Ce qui rend, malgré tout, fondamentale l’opposition du kantisme et du bergsonisme, c’est que le kantisme constitue une philosophie de lois tandis que le bergsonisme formule une philosophie de choses ; le kantisme est une philosophie des catégories (plus des neuf dixièmes de la Critique de la Raison pure sont remplis par la Logique Transcendentale) tandis que le bergsonisme est une philosophie des intuitions, installe en reine cette Cendrillon de la Critique qu’était l’Esthétique transcendentale.

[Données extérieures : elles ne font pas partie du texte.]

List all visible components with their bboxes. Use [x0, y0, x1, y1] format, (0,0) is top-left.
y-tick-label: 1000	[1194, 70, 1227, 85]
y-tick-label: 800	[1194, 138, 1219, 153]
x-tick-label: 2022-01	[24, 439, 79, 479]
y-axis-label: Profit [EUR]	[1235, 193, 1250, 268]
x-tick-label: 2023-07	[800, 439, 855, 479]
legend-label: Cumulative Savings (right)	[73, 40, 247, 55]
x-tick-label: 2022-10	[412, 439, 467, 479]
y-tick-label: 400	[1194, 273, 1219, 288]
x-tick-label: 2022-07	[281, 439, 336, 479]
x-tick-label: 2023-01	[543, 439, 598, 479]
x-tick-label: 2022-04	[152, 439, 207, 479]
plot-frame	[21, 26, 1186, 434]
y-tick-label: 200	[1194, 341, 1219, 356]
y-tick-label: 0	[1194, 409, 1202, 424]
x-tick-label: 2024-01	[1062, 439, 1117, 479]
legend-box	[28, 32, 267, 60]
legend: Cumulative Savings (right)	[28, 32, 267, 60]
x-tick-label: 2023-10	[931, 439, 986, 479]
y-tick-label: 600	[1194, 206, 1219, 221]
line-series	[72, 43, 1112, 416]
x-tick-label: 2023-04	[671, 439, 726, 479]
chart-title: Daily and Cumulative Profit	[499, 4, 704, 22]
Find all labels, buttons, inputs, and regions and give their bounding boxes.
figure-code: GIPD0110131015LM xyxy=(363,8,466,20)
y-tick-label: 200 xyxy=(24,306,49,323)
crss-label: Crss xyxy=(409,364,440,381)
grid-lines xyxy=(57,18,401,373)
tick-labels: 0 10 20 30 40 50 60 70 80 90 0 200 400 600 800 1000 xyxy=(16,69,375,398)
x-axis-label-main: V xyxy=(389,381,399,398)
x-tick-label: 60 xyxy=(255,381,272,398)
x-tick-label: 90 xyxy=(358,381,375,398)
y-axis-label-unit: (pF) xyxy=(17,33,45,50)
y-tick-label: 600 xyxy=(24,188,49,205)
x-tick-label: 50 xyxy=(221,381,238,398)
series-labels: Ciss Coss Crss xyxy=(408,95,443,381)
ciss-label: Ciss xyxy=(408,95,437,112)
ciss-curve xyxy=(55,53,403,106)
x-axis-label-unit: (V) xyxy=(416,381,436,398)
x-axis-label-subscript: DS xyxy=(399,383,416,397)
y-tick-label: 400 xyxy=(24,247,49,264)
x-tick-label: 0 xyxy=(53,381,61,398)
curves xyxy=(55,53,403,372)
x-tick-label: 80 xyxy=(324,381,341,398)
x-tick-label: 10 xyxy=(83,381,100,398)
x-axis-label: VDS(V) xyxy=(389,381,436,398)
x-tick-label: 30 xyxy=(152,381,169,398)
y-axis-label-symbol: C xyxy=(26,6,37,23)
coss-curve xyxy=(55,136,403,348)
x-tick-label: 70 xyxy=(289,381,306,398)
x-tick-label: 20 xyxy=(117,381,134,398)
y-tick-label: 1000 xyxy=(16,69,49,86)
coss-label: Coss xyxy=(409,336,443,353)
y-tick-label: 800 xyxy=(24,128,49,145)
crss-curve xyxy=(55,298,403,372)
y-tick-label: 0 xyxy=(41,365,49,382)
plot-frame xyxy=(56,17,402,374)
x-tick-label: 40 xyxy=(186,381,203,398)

M. Bergson s’est d’ailleurs expliqué là-dessus. Il a montré avec profondeur, dans l’Évolution Créatrice et dans l’Introduction à la Métaphysique, comment la Critique de la Raison pure ne porte que contre une métaphysique platonicienne, marque la substitution d’une philosophie de lois (née de la physique de Galilée et de Newton) à la philosophie des Idées. La Critique essaye de fonder la vérité de la science considérée comme une mathématique universelle, « de déterminer ce que doit être l’intelligence et ce que doit être l’objet pour qu’une mathématique ininterrompue puisse les relier l’un à l’autre », — et la vanité de la métaphysique « qui ne trouvera plus rien à faire qu’à parodier, sur des fantômes de choses, le travail d’arrangement conceptuel que la science poursuit sérieusement sur des rapports. Bref, toute la Critique de la Raison pure aboutit à établir que le platonisme, illégitime si les Idées sont des choses, devient légitime si les Idées sont des rapports, et que l’idée toute faite, ainsi ramenée du ciel sur la terre, est bien, comme l’avait voulu Platon, le fond commun de la pensée et de la nature[1]. » Le passage de la chose au

  1. Introduction à la Métaphysique, p. 34.